Monday, September 29, 2008

Yes, there really is a Gnaw Bone, Indiana


One of the things Ken and I enjoy is driving around the countryside looking at all the sights and seeing what interesting things we can find. We saw this home on the way to Story Inn. It's the House at Stone Head and is now a home you can rent to enjoy the serenity of the surrounding hills and nature. There is no TV or telephone here......just the quiet of nature and beautiful gardens in the rear to enjoy. Or imagine being all cozy and tucked inside by the fireplace in the winter with a good book and enjoying the view of the the rolling hills outside covered with a light snowfall! Peaceful!
The original home was a log cabin from 1851 and was replaced with the more "modern" version seen here in 1891. In 1981 it was entered with the National Registry of Historical Places and the carved stone marker in front was awarded as a separate listing.
This stone marker is the last fully intact marker of three that were carved back in 1851 used as directional markers for the public roads in Brown County. It was chiseled out of a block of sandstone quarried from a local stream bed. It sets in its original place.

A front look at the house and there's the stone head marker right out front.

This is one of the Gnaw Bone flea markets. Yes, there really is a Gnaw Bone, Indiana.....population 71 people within a 1 mile radius! The town's name derives from that of the original French settlement in the area, Narbonne, named in turn for the southern French city of that name. To the ears of English settlers of that time, "Narbonne" sounded like "Gnaw Bone" and came to be know as just that!

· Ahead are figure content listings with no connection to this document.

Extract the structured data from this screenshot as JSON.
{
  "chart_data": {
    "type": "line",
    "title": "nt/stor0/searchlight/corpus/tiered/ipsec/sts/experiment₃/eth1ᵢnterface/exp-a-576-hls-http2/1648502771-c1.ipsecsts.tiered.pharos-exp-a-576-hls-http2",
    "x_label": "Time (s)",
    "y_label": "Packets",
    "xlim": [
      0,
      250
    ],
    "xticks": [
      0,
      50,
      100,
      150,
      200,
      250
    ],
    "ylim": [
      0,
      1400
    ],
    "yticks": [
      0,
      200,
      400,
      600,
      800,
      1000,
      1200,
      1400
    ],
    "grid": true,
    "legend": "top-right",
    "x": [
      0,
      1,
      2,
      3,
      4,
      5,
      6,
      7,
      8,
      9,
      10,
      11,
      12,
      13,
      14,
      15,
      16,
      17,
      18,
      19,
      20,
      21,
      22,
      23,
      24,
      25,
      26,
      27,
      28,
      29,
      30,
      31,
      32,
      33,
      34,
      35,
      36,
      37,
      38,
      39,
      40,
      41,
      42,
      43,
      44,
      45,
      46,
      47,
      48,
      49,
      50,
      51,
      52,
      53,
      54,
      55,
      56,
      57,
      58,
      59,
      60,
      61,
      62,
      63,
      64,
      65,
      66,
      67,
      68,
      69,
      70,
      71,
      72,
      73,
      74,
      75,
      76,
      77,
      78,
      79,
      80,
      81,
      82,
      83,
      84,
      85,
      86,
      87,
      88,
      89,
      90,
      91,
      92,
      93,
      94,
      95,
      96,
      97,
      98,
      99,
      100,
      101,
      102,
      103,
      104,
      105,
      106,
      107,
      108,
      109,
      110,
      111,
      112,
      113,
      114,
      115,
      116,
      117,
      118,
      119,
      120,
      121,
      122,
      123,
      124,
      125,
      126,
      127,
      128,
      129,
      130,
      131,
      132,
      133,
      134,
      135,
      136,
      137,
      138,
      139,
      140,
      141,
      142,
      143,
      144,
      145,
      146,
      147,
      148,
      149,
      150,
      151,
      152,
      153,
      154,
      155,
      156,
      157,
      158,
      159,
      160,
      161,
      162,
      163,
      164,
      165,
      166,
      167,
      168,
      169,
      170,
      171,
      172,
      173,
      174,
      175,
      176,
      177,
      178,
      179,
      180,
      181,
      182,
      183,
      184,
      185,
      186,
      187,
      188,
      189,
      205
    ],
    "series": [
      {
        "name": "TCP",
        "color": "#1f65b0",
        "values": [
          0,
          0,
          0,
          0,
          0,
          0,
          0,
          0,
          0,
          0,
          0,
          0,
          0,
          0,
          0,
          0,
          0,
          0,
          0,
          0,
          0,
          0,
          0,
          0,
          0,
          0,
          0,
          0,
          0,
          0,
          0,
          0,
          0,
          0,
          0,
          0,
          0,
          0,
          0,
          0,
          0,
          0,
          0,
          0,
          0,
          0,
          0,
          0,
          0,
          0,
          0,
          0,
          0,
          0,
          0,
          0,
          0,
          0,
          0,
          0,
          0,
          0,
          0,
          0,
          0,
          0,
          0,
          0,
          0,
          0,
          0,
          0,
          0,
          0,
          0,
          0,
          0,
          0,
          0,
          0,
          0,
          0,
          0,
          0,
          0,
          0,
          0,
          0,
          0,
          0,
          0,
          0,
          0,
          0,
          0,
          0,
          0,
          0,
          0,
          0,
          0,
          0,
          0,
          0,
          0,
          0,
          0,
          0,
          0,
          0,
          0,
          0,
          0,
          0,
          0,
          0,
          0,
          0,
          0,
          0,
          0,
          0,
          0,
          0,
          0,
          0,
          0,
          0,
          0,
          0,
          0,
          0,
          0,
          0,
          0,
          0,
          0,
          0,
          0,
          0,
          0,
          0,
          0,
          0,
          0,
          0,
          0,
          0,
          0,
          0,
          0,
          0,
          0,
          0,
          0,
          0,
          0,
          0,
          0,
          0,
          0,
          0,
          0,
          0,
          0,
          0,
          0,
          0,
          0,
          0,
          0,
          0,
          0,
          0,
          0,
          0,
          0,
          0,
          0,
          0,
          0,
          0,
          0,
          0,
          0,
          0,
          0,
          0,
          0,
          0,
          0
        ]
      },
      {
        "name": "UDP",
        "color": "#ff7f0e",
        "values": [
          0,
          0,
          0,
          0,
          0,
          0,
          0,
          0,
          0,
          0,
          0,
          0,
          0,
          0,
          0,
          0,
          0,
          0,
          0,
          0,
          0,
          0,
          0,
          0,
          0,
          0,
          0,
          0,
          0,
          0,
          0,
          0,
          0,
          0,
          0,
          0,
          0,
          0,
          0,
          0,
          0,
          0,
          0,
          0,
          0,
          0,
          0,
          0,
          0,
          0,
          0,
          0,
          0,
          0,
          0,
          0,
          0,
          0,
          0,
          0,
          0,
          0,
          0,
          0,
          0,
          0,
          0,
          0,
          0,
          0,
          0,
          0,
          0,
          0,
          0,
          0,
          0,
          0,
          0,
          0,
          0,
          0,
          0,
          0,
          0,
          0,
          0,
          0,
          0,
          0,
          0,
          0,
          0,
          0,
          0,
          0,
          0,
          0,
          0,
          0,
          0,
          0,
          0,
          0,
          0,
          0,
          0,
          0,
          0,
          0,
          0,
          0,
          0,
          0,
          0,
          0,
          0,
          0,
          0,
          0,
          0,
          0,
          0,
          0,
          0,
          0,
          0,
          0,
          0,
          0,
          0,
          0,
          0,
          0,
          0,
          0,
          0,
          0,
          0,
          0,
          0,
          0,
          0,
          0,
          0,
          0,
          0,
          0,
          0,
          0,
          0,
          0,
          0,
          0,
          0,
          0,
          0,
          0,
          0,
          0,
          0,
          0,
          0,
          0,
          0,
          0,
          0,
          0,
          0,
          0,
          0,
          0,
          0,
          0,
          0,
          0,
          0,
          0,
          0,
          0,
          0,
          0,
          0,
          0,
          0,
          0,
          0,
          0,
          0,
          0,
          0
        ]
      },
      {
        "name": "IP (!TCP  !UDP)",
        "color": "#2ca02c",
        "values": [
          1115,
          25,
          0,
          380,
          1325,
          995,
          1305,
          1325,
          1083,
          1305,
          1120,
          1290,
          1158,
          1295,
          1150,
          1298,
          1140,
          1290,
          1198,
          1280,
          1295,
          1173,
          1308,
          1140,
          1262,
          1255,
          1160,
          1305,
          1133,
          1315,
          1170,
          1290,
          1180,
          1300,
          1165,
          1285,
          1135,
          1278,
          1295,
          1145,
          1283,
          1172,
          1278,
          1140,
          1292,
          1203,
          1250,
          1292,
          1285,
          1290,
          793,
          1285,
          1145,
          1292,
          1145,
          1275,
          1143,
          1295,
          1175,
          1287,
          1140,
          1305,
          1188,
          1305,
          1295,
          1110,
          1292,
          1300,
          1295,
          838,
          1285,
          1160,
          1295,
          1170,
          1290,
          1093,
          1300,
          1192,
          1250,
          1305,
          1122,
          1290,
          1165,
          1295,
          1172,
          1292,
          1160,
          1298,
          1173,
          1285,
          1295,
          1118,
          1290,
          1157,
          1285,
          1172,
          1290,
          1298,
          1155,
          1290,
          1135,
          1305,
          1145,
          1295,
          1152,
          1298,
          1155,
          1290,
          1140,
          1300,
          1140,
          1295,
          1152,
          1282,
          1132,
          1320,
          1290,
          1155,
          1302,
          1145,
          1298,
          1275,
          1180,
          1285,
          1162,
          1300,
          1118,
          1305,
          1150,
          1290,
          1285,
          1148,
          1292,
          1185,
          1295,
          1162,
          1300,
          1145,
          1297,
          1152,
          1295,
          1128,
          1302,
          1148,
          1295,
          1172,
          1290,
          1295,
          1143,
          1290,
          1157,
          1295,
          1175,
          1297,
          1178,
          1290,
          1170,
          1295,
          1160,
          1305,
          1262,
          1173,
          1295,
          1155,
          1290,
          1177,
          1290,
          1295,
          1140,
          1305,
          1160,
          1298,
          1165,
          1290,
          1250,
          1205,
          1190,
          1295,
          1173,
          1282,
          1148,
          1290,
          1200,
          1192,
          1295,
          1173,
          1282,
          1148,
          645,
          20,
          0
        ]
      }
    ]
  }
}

It has been promoted as "flea capital of the world", as it is said to have one flea market for every five residents!

This is the Beanblossom covered bridge that used to connect Beanblossom, IN to Nashville, IN until it was bypassed by a new road. It was built in 1880 and because of it's location in Brown County, and thus a proximity to the famous local art colony, this structure probably has the distinction of being the subject of more covered bridge paintings than any other in Indiana.